Cornsweet described how learning of lack of beds and oxygen during the pandemic led his group to establish 25 more ICU beds at Sri Sathya Sai Sarla Memorial Hospital, with plans to increase the number.

He said, “We quickly realized that the idea of a total of 150 beds was impractical. Now, this hospital will provide 300 beds, all with oxygen and state-of-the-art monitoring equipment. 150 of these beds are already available, supported by a full laboratory, a blood bank or pharmacy and service by a fully equipped ambulance service with paramedics.” The plan was to provide a 24-hour, seven days a week, emergency room to deal with the pandemic.

Dr. Raj Shah of WHEELS Global Foundation spoke about “Telemedicine solutions during the pandemic and the path forward.” He, too, felt the pandemic obviously brought to focus a need for alternate means of delivery of health services, mainly in villages. He said the challenge is to not find doctors in villages because once trained, they migrate to urban or suburban areas to practice. The solution he saw was to rely on remote health care, using the best cost-effective technology.

Anand spoke about the need to rely on spiritual leaders to stop the spread of false rumors about the side effects of vaccines.

Sri Ravishankar, founder of the Art of Living Foundation, gave a keynote speech about “Thriving in the post-pandemic era – emerging from lockdowns, loneliness, isolation.” He said the biggest challenge in the world is mental health, adding that suicide rates have gone up.

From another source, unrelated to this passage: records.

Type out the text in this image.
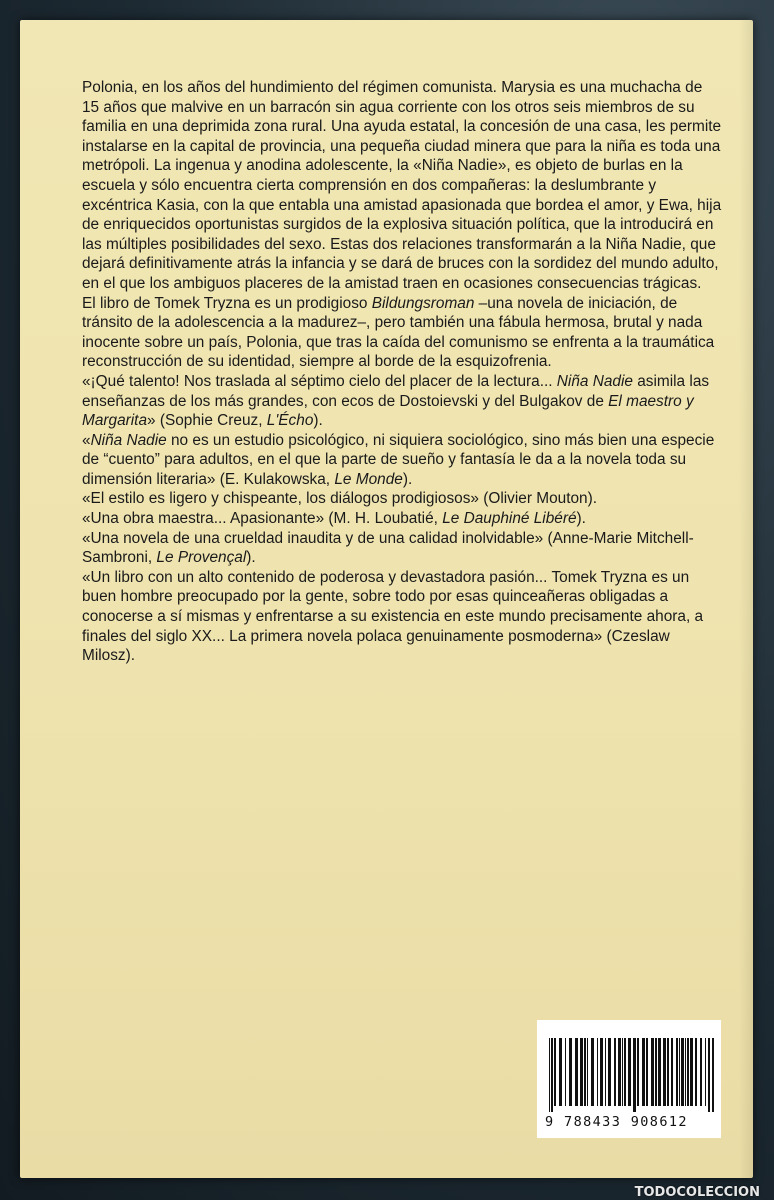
Polonia, en los años del hundimiento del régimen comunista. Marysia es una muchacha de 15 años que malvive en un barracón sin agua corriente con los otros seis miembros de su familia en una deprimida zona rural. Una ayuda estatal, la concesión de una casa, les permite instalarse en la capital de provincia, una pequeña ciudad minera que para la niña es toda una metrópoli. La ingenua y anodina adolescente, la «Niña Nadie», es objeto de burlas en la escuela y sólo encuentra cierta comprensión en dos compañeras: la deslumbrante y excéntrica Kasia, con la que entabla una amistad apasionada que bordea el amor, y Ewa, hija de enriquecidos oportunistas surgidos de la explosiva situación política, que la introducirá en las múltiples posibilidades del sexo. Estas dos relaciones transformarán a la Niña Nadie, que dejará definitivamente atrás la infancia y se dará de bruces con la sordidez del mundo adulto, en el que los ambiguos placeres de la amistad traen en ocasiones consecuencias trágicas.

El libro de Tomek Tryzna es un prodigioso Bildungsroman –una novela de iniciación, de tránsito de la adolescencia a la madurez–, pero también una fábula hermosa, brutal y nada inocente sobre un país, Polonia, que tras la caída del comunismo se enfrenta a la traumática reconstrucción de su identidad, siempre al borde de la esquizofrenia.

«¡Qué talento! Nos traslada al séptimo cielo del placer de la lectura... Niña Nadie asimila las enseñanzas de los más grandes, con ecos de Dostoievski y del Bulgakov de El maestro y Margarita» (Sophie Creuz, L'Écho).

«Niña Nadie no es un estudio psicológico, ni siquiera sociológico, sino más bien una especie de “cuento” para adultos, en el que la parte de sueño y fantasía le da a la novela toda su dimensión literaria» (E. Kulakowska, Le Monde).

«El estilo es ligero y chispeante, los diálogos prodigiosos» (Olivier Mouton).

«Una obra maestra... Apasionante» (M. H. Loubatié, Le Dauphiné Libéré).

«Una novela de una crueldad inaudita y de una calidad inolvidable» (Anne-Marie Mitchell-Sambroni, Le Provençal).

«Un libro con un alto contenido de poderosa y devastadora pasión... Tomek Tryzna es un buen hombre preocupado por la gente, sobre todo por esas quinceañeras obligadas a conocerse a sí mismas y enfrentarse a su existencia en este mundo precisamente ahora, a finales del siglo XX... La primera novela polaca genuinamente posmoderna» (Czeslaw Milosz).

9 788433 908612
TODOCOLECCION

He made a request of the attendees: “When you walk around and see a drooping face, do not just pass by. Just take a few seconds to ask them how they are doing. These simple gestures can uplift the human spirit to some extent.”

He said that for today’s youth, especially those between 18 and 30, there’s a lot of oppression on one side and depression on the other. To get out of these two extreme behavioral tendencies, he said, we need to turn inwards.

Another India-based speaker, Sri M of The Satsang Foundation, spoke on “The Village Story – lessons for the post-pandemic world.”

“Many of us who dwell in urban cities, skyscrapers and multi-story structures, going every day to the office and coming back, the buses and car traffic, we should remember from the standpoint of India that most of our population lives in villages,” he said. “We need to bring the concept of villages to the urban areas, where small communities look after each other. While many people in villages lived in poverty, they looked much more content with life compared to people living in urban areas.”

Sadguru Sri Madhusudan Sai spoke about the “Importance of the Inner Journey, a pandemic that enabled an opportunity to seek within,” said, “Man’s adversity is God’s opportunity. On the surface it looks like adversity, it truly has turned out to be an opportunity in various ways.